You see, she would eventually brake down (as the victim) at which time I told her why I was treating her like garbage, siting all of her bad behavior and rude comments or plain meanness as the reason she was getting the treatment she was getting from me in return.
Be strong my friend, women suck sometime but I hear there are good, nice, caring ones out there. But until you find that one don't be a victim to all the bi_ches out there, K...


----------



## Chris H. (Jan 27, 2007)

Your ex sounds really immature, maybe spoiled too? As time goes by those painful feelings will probably not be as bad.

It always helps to work on oneself as well, but I can tell you from my experience, that I've been in unhealthy relationships in the past, and nothing has helped me heal from them better than 1. Spending some time single and getting comfortable with myself, and 2. Ending up in the good, healthy relationship that I have with my wife today.

Now that I'm in a healthy relationship, it's like "wow, I'm not crazy afterall...I can be a good partner/husband" - good validation.

The bad ones in the past always left me with a lot of self-doubt, anger, and confusion.


----------



## cbachinger (Sep 13, 2007)

I also believed that she was immature, regardless of how her parents or her other friends pictured her. And yes, she is an only child and her fathers family started a big bank back in the 30s so she has always had money. her mother literally beat manners and 'maturity' into her but there were some elements like ' having her own way' away from home that made her wrong.

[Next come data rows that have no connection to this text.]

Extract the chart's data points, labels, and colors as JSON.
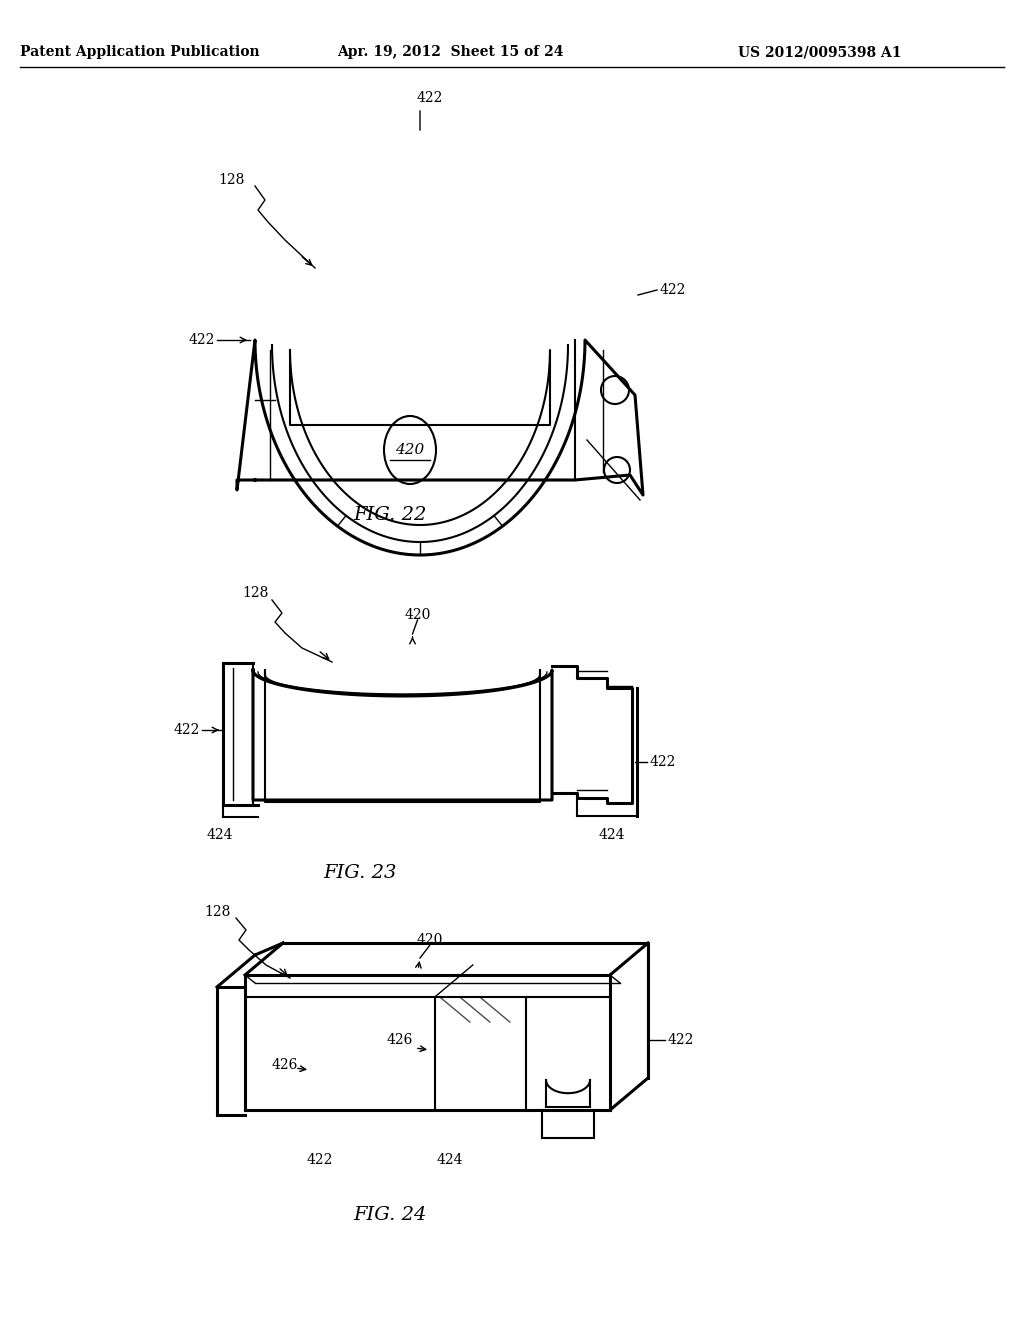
{
  "title_left": "Patent Application Publication",
  "title_mid": "Apr. 19, 2012  Sheet 15 of 24",
  "title_right": "US 2012/0095398 A1",
  "fig22_label": "FIG. 22",
  "fig23_label": "FIG. 23",
  "fig24_label": "FIG. 24",
  "bg_color": "#ffffff",
  "line_color": "#000000",
  "lw_thin": 1.0,
  "lw_main": 1.5,
  "lw_thick": 2.2,
  "font_size_header": 10,
  "font_size_label": 10,
  "font_size_fig": 14
}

But i feel that time alone (though i also wish to start a new relationship) and time in general will help me get over it all.


----------



## swedish (Mar 6, 2008)

It sounds to me like you simply have very different personalities. I am more like you and am often uncomfortable around people that are very assertive, 'the center of attention types'. I'm guessing there's something you find attractive about that, but walking on eggshells all the time is a horrible way to be in a relationship. I saw a common pattern in my own relationships and did go to counseling for a while. One thing I learned is that I need to be more assertive and although for me it's forced because it's not comfortable at all, it does give me more confidence and control over situations when I'm able to say what I want & not worry so much about upsetting others. I also learned through experience that by not saying anything/avoiding confrontation, that people receive that as me not caring which couldn't be further from the truth. Try not to let the memories drag you down, but rather use them to help you grow...what you won't put up with in future relationships, what you might do differently, etc. Counseling may or may not help you sort out your thoughts, it may be just that you have too much time to think about it (if you are alone in another country) but if you surround yourself with family/friends and eventually date again the memories will fade.


----------



## cbachinger (Sep 13, 2007)

Thank you swedish 

That was the answer i was looking for and it has asserted me to do just that.
I shouldnt let them worry me, only teach me what to look out for and know that by caring i should actually put my foot down and say i dont like it.
I have more confidence and self-esteem since we broke up and i have built it up in different ways by realising new strengths within me, so i have a good base to work from


----------